Integrating machine learning models with cross-validation and bootstrapping for evaluating groundwater quality in Kanchanaburi province, Thailand
Issued Date
2024-07-01
Resource Type
ISSN
00139351
eISSN
10960953
Scopus ID
2-s2.0-85190939580
Pubmed ID
38636644
Journal Title
Environmental Research
Volume
252
Rights Holder(s)
SCOPUS
Bibliographic Citation
Environmental Research Vol.252 (2024)
Suggested Citation
Thanh N.N., Chotpantarat S., Ngu N.H., Thunyawatcharakul P., Kaewdum N. Integrating machine learning models with cross-validation and bootstrapping for evaluating groundwater quality in Kanchanaburi province, Thailand. Environmental Research Vol.252 (2024). doi:10.1016/j.envres.2024.118952 Retrieved from: https://repository.li.mahidol.ac.th/handle/20.500.14594/98184
Title
Integrating machine learning models with cross-validation and bootstrapping for evaluating groundwater quality in Kanchanaburi province, Thailand
Corresponding Author(s)
Other Contributor(s)
Abstract
Exploring the potential of new models for mapping groundwater quality presents a major challenge in water resource management, particularly in Kanchanaburi Province, Thailand, where groundwater faces contamination risks.
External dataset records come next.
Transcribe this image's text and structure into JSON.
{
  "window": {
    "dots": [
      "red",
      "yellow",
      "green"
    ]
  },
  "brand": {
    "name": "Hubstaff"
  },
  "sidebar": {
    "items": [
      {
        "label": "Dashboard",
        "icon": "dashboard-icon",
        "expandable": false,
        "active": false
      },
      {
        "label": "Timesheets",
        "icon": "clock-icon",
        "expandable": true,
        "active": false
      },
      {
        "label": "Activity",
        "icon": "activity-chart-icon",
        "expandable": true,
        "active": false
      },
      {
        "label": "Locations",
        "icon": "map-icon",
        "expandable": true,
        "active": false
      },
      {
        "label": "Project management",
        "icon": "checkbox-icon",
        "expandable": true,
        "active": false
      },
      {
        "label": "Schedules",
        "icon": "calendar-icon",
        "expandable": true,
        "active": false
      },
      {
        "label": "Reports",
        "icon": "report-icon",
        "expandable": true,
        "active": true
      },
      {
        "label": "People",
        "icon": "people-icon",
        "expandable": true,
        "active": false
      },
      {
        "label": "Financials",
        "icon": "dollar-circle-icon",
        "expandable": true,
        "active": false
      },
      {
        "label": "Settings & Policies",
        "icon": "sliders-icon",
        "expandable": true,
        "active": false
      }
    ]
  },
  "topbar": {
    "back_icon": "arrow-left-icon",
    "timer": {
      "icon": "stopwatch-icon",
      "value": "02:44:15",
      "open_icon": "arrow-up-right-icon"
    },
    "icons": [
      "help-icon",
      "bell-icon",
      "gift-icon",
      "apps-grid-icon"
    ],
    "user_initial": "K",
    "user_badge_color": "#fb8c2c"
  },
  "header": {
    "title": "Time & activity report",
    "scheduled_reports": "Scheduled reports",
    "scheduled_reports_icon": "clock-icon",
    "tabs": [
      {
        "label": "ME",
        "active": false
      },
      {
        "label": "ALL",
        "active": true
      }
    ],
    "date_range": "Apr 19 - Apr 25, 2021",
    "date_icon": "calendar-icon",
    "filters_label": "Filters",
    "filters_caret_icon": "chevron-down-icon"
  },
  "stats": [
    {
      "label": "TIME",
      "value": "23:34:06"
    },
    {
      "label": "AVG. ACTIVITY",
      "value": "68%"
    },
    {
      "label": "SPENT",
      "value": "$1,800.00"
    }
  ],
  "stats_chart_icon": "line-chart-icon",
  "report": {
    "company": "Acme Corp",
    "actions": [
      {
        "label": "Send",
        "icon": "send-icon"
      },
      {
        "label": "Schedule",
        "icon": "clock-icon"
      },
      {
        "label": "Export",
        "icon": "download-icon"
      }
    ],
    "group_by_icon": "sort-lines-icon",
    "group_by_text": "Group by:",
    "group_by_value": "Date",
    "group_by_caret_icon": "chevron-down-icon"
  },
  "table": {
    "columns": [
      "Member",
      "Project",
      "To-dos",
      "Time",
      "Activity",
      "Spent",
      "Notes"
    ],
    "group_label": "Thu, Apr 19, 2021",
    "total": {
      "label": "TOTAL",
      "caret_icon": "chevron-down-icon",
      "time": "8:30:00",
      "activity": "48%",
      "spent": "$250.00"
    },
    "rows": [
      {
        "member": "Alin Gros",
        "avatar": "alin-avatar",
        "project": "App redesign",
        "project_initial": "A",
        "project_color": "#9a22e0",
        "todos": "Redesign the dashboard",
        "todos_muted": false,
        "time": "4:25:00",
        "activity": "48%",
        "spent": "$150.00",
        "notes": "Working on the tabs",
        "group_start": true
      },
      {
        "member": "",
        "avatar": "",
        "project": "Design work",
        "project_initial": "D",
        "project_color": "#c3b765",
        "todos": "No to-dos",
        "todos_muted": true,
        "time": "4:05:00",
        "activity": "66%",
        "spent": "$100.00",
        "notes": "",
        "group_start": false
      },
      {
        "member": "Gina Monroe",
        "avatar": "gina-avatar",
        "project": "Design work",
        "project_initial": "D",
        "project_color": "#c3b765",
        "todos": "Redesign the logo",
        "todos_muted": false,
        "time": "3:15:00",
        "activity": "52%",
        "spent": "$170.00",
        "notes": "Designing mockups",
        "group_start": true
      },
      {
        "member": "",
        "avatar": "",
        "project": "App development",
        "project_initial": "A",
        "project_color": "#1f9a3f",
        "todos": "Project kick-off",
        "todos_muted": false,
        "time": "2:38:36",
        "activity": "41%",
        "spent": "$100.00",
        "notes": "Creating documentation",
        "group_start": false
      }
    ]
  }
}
This study aimed to explore the applicability of random forest (RF) and artificial neural networks (ANN) models to predict groundwater quality. Particularly, these two models were integrated into cross-validation (CV) and bootstrapping (B) techniques to build predictive models, including RF-CV, RF-B, ANN-CV, and ANN-B. Entropy groundwater quality index (EWQI) was converted to normalized EWQI which was then classified into five levels from very poor to very good. A total of twelve physicochemical parameters from 180 groundwater wells, including potassium, sodium, calcium, magnesium, chloride, sulfate, bicarbonate, nitrate, pH, electrical conductivity, total dissolved solids, and total hardness, were investigated to decipher groundwater quality in the eastern part of Kanchanaburi Province, Thailand. Our results indicated that groundwater quality in the study area was primarily polluted by calcium, magnesium, and bicarbonate and that the RF-CV model (RMSE = 0.06, R2 = 0.87, MAE = 0.04) outperformed the RF-B (RMSE = 0.07, R2 = 0.80, MAE = 0.04), ANN-CV (RMSE = 0.09, R2 = 0.70, MAE = 0.06), and ANN-B (RMSE = 0.10, R2 = 0.67, MAE = 0.06). Our findings highlight the superiority of the RF models over the ANN models based on the CV and B techniques. In addition, the role of groundwater parameters to the normalized EWQI in various machine learning models was found. The groundwater quality map created by the RF-CV model can be applied to orient groundwater use.